The arrests are the latest round in a bitter feud between Erdogan and his former ally Fethullah Gulen, in the wake of a vast corruption scandal that broke last year implicating the Prime Minister and his inner circle.
Supporters of exiled cleric Gulen in the police force were widely blamed for leaking details of scandals. The latest wave of arrests is set to further inflame political tensions in Turkey as Erdogan attempts to take the presidency in the forthcoming August elections.
Most of the suspects reportedly held key positions in the anti-graft probe against Erdogan, where some of the evidence came from recorded telephone conversations.
Early morning raid
In the huge early morning operation, police in Istanbul raided almost 200 addresses. Among those held were two former heads of the city's elite anti-terror unit, Omer Kose and Yurt Atayun.
"I surrendered but as you see they put the handcuffs behind my back," Atayun told reporters. "It is all political," he said when asked why he was detained.
In a show of defiance, the former Deputy Head of the Intelligence in the Istanbul police, Hayati Basdag, raised his handcuffed fists high above his head in front of the press.
The suspects are accused of espionage, illegal phone-tapping, forging official documents, violation of privacy, fabricating evidence and violating the secrecy of an investigation, the reports said.
The public prosecutor's office in Istanbul said in an earlier statement that arrest warrants had been issued for 115 suspects and 67 had been detained.
One inquiry is into a police investigation of an alleged terrorist group called "Selam-Tevhid", which prosecutors said was used as a cover to wiretap prominent figures since 2010, including Erdogan, cabinet members, as well as the head of Turkey's National Intelligence Organisation (MIT), Hakan Fidan.
Phone-tapping widespread
Prosecutors said 2,280 people in total - of whom 251 were the main targets - had been illegally tapped phones for three years despite a lack of evidence about the formation of a terrorist organisation.
"Their real aim was "espionage", not the state's security," they claimed.
The second inquiry is about illegal phone-tapping of about 250 people including lawmakers, judges, high-ranking bureacrats and journalists.

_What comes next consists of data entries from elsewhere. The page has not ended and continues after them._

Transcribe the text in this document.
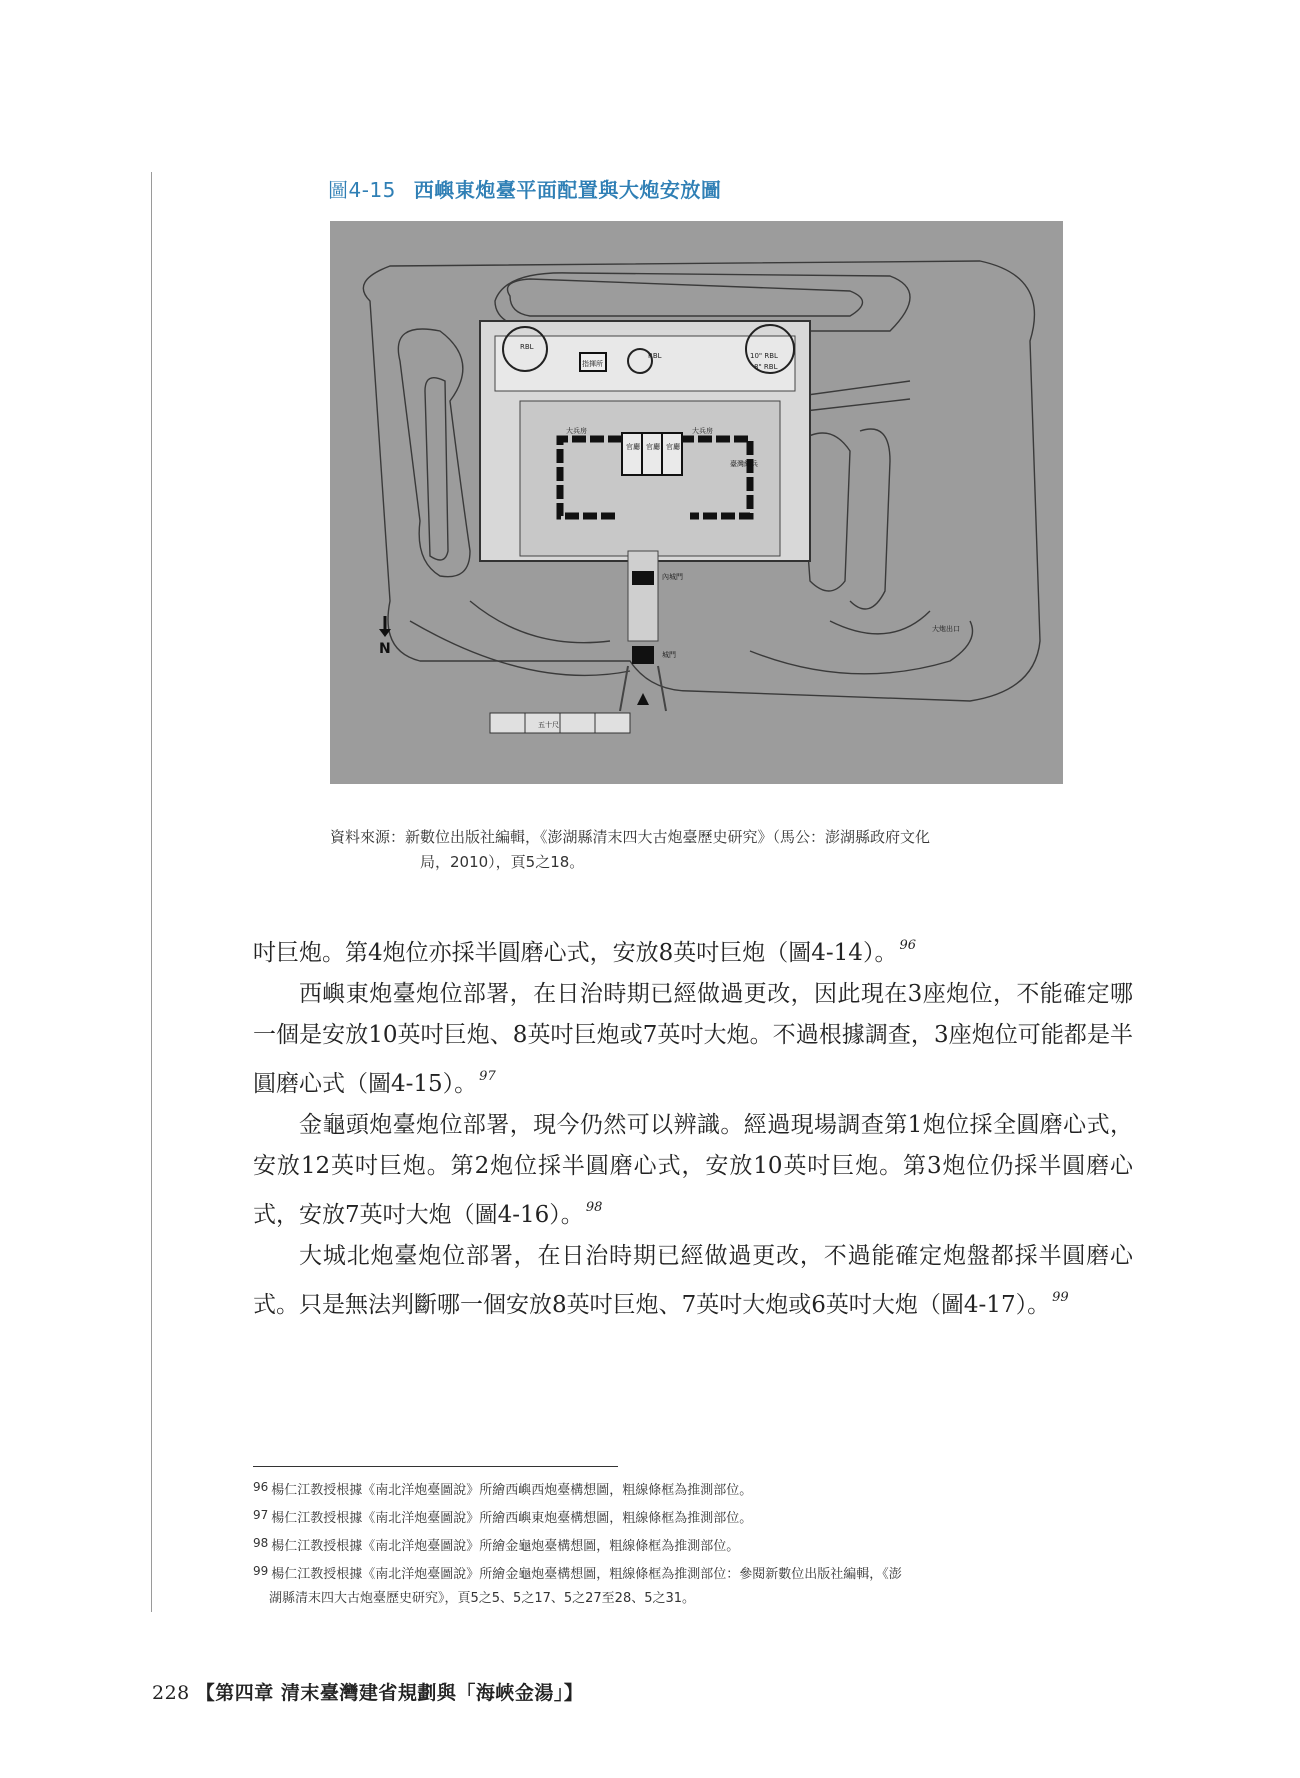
圖4-15 西嶼東炮臺平面配置與大炮安放圖
RBL
RBL	10" RBL
8" RBL
指揮所
大兵房	大兵房
官廳 官廳 官廳
臺灣總兵
內城門
城門
大炮出口
N
五十尺
資料來源：新數位出版社編輯，《澎湖縣清末四大古炮臺歷史研究》（馬公：澎湖縣政府文化
局，2010），頁5之18。

吋巨炮。第4炮位亦採半圓磨心式，安放8英吋巨炮（圖4-14）。 $^{96}$

西嶼東炮臺炮位部署，在日治時期已經做過更改，因此現在3座炮位，不能確定哪一個是安放10英吋巨炮、8英吋巨炮或7英吋大炮。不過根據調查，3座炮位可能都是半圓磨心式（圖4-15）。 $^{97}$

金龜頭炮臺炮位部署，現今仍然可以辨識。經過現場調查第1炮位採全圓磨心式，安放12英吋巨炮。第2炮位採半圓磨心式，安放10英吋巨炮。第3炮位仍採半圓磨心式，安放7英吋大炮（圖4-16）。 $^{98}$

大城北炮臺炮位部署，在日治時期已經做過更改，不過能確定炮盤都採半圓磨心式。只是無法判斷哪一個安放8英吋巨炮、7英吋大炮或6英吋大炮（圖4-17）。 $^{99}$

96 楊仁江教授根據《南北洋炮臺圖說》所繪西嶼西炮臺構想圖，粗線條框為推測部位。
97 楊仁江教授根據《南北洋炮臺圖說》所繪西嶼東炮臺構想圖，粗線條框為推測部位。
98 楊仁江教授根據《南北洋炮臺圖說》所繪金龜炮臺構想圖，粗線條框為推測部位。
99 楊仁江教授根據《南北洋炮臺圖說》所繪金龜炮臺構想圖，粗線條框為推測部位：參閱新數位出版社編輯，《澎
湖縣清末四大古炮臺歷史研究》，頁5之5、5之17、5之27至28、5之31。
228 【第四章 清末臺灣建省規劃與「海峽金湯」】
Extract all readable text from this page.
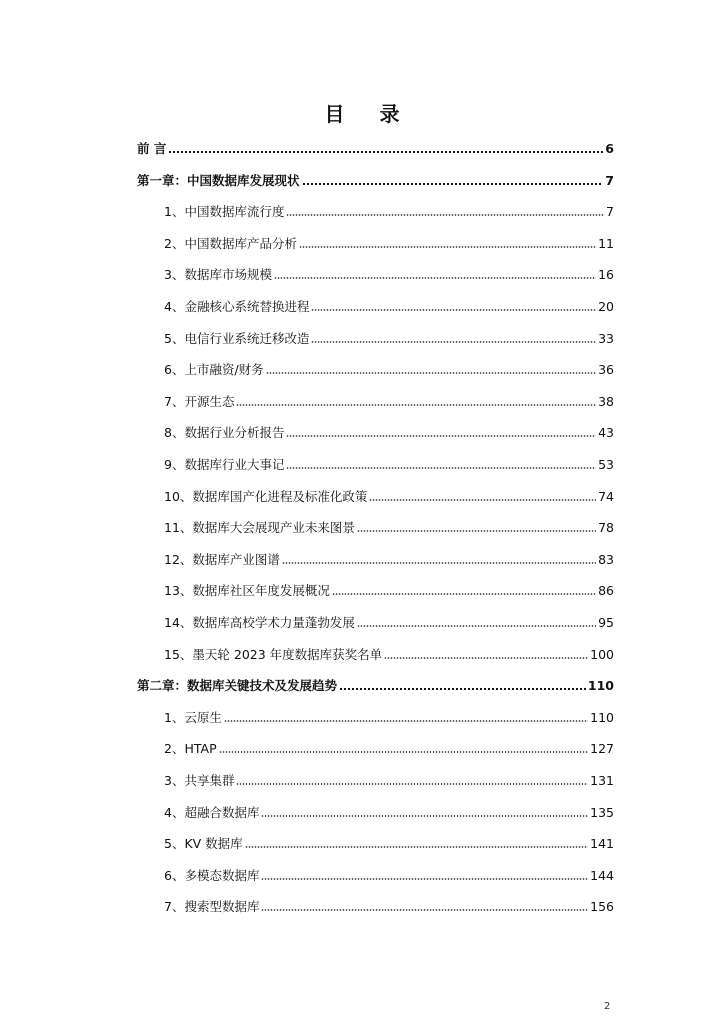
目 录
前 言	6
第一章：中国数据库发展现状	7
1、中国数据库流行度	7
2、中国数据库产品分析	11
3、数据库市场规模	16
4、金融核心系统替换进程	20
5、电信行业系统迁移改造	33
6、上市融资/财务	36
7、开源生态	38
8、数据行业分析报告	43
9、数据库行业大事记	53
10、数据库国产化进程及标准化政策	74
11、数据库大会展现产业未来图景	78
12、数据库产业图谱	83
13、数据库社区年度发展概况	86
14、数据库高校学术力量蓬勃发展	95
15、墨天轮 2023 年度数据库获奖名单	100
第二章：数据库关键技术及发展趋势	110
1、云原生	110
2、HTAP	127
3、共享集群	131
4、超融合数据库	135
5、KV 数据库	141
6、多模态数据库	144
7、搜索型数据库	156
2
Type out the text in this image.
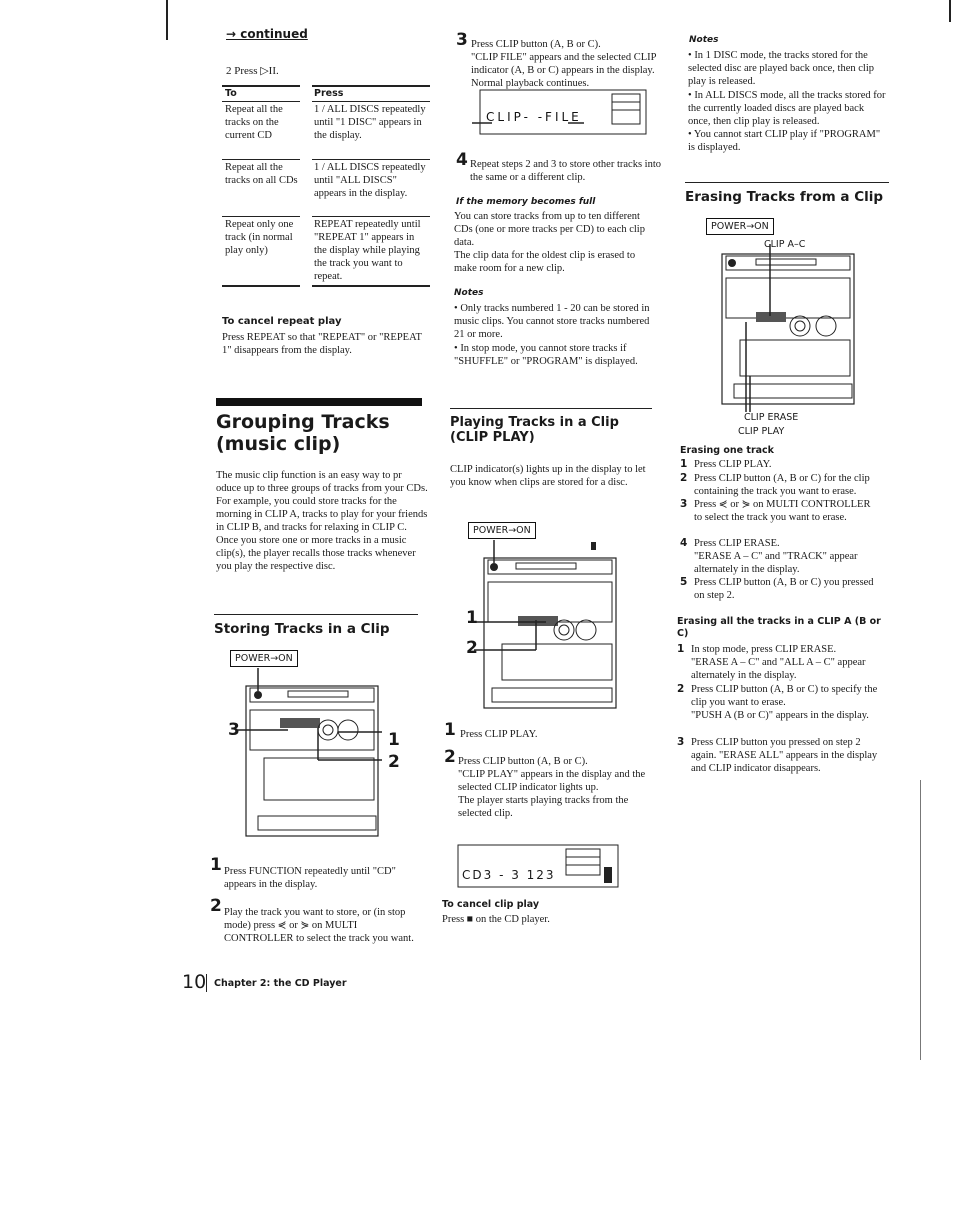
→ continued
2 Press ▷II.
To	Press
Repeat all the tracks on the current CD
1 / ALL DISCS repeatedly until "1 DISC" appears in the display.
Repeat all the tracks on all CDs
1 / ALL DISCS repeatedly until "ALL DISCS" appears in the display.
Repeat only one track (in normal play only)
REPEAT repeatedly until "REPEAT 1" appears in the display while playing the track you want to repeat.
To cancel repeat play
Press REPEAT so that "REPEAT" or "REPEAT 1" disappears from the display.
Grouping Tracks (music clip)
The music clip function is an easy way to pr oduce up to three groups of tracks from your CDs. For example, you could store tracks for the morning in CLIP A, tracks to play for your friends in CLIP B, and tracks for relaxing in CLIP C.
Once you store one or more tracks in a music clip(s), the player recalls those tracks whenever you play the respective disc.
Storing Tracks in a Clip
POWER→ON
3	1
2
1 Press FUNCTION repeatedly until "CD" appears in the display.
2 Play the track you want to store, or (in stop mode) press ⋞ or ⋟ on MULTI CONTROLLER to select the track you want.
10 Chapter 2: the CD Player
3 Press CLIP button (A, B or C).
"CLIP FILE" appears and the selected CLIP indicator (A, B or C) appears in the display. Normal playback continues.
CLIP- -FILE
4 Repeat steps 2 and 3 to store other tracks into the same or a different clip.
If the memory becomes full
You can store tracks from up to ten different CDs (one or more tracks per CD) to each clip data.
The clip data for the oldest clip is erased to make room for a new clip.
Notes
• Only tracks numbered 1 - 20 can be stored in music clips. You cannot store tracks numbered 21 or more.
• In stop mode, you cannot store tracks if "SHUFFLE" or "PROGRAM" is displayed.
Playing Tracks in a Clip (CLIP PLAY)
CLIP indicator(s) lights up in the display to let you know when clips are stored for a disc.
POWER→ON
1
2
1 Press CLIP PLAY.
2 Press CLIP button (A, B or C).
"CLIP PLAY" appears in the display and the selected CLIP indicator lights up.
The player starts playing tracks from the selected clip.
CD3 - 3 123
To cancel clip play
Press ■ on the CD player.
Notes
• In 1 DISC mode, the tracks stored for the selected disc are played back once, then clip play is released.
• In ALL DISCS mode, all the tracks stored for the currently loaded discs are played back once, then clip play is released.
• You cannot start CLIP play if "PROGRAM" is displayed.
Erasing Tracks from a Clip
POWER→ON
CLIP A–C
CLIP ERASE
CLIP PLAY
Erasing one track
1 Press CLIP PLAY.
2 Press CLIP button (A, B or C) for the clip containing the track you want to erase.
3 Press ⋞ or ⋟ on MULTI CONTROLLER to select the track you want to erase.
4 Press CLIP ERASE.
"ERASE A – C" and "TRACK" appear alternately in the display.
5 Press CLIP button (A, B or C) you pressed on step 2.
Erasing all the tracks in a CLIP A (B or C)
1 In stop mode, press CLIP ERASE.
"ERASE A – C" and "ALL A – C" appear alternately in the display.
2 Press CLIP button (A, B or C) to specify the clip you want to erase.
"PUSH A (B or C)" appears in the display.
3 Press CLIP button you pressed on step 2 again. "ERASE ALL" appears in the display and CLIP indicator disappears.
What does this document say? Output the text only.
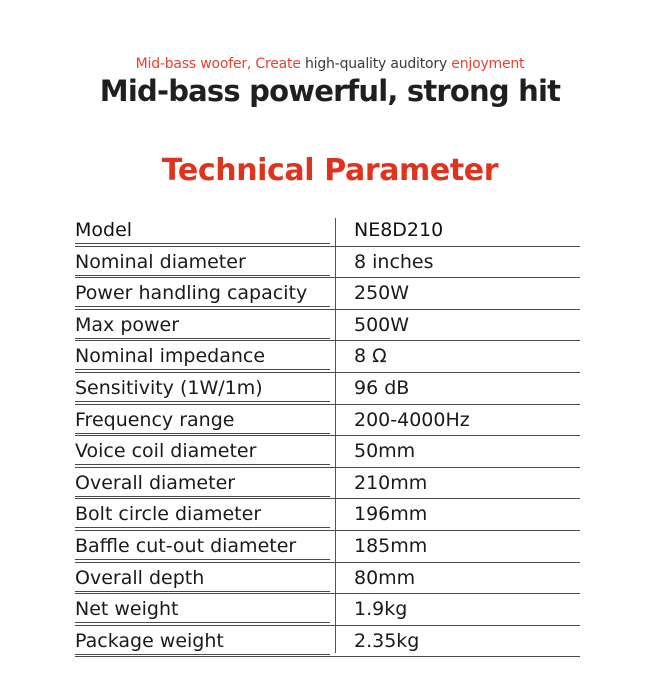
Mid-bass woofer, Create high-quality auditory enjoyment
Mid-bass powerful, strong hit
Technical Parameter
Model	NE8D210
Nominal diameter	8 inches
Power handling capacity	250W
Max power	500W
Nominal impedance	8 Ω
Sensitivity (1W/1m)	96 dB
Frequency range	200-4000Hz
Voice coil diameter	50mm
Overall diameter	210mm
Bolt circle diameter	196mm
Baffle cut-out diameter	185mm
Overall depth	80mm
Net weight	1.9kg
Package weight	2.35kg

But it was not clear if this was conducted by the first group.
In his first reaction to the raids, Erdogan hinted that the anti-Gulen probe would widen.
"We are currently watching. We will all see what will come out of this," he told reporters at the Turkish parliament.
Asked if the drive to purge Gulenists from the state apparatus would be expanded, he replied: "It appears so, of course."
Erdogan has accused supporters of Gulen of holding excessive influence in the country's police and judiciary and of concocting the graft scandal to unseat him ahead of local elections in March.
Erdogan 'declares war' on opponents
After 11 years in power which has seen his government tame the influence of the once-powerful military, Erdogan has declared a war against Gulen, accusing him of running a "parallel state".
In a television interview this week, Erdogan vowed bitterly that the fight against the Gulen movement would continue "non-stop" while calling on the United States to extradite the exiled cleric from his base in Pennsylvania.
"I expect the United States to take a stance on the Gulen issue," Erdogan said.
Erdogan faced the worst crisis of his rule after allegations that he and his allies engaged in huge corruption which ranged from bribery to gold smuggling and illicit trade with Iran.
It dragged down four ministers and prompted a cabinet shake-up, and posed the most serious challenge to Erdogan's government since it came to power in 2002.
His Islamic-leaning government has already sacked thousands of police and prosecutors believed to be linked to the movement in the wake of the scandal, and tightened controls over the judiciary and the Internet.
Gulen, who left for the US in 1999 to escape charges of anti-secular activities by the government at the time, has denied being behind the graft allegations against Erdogan.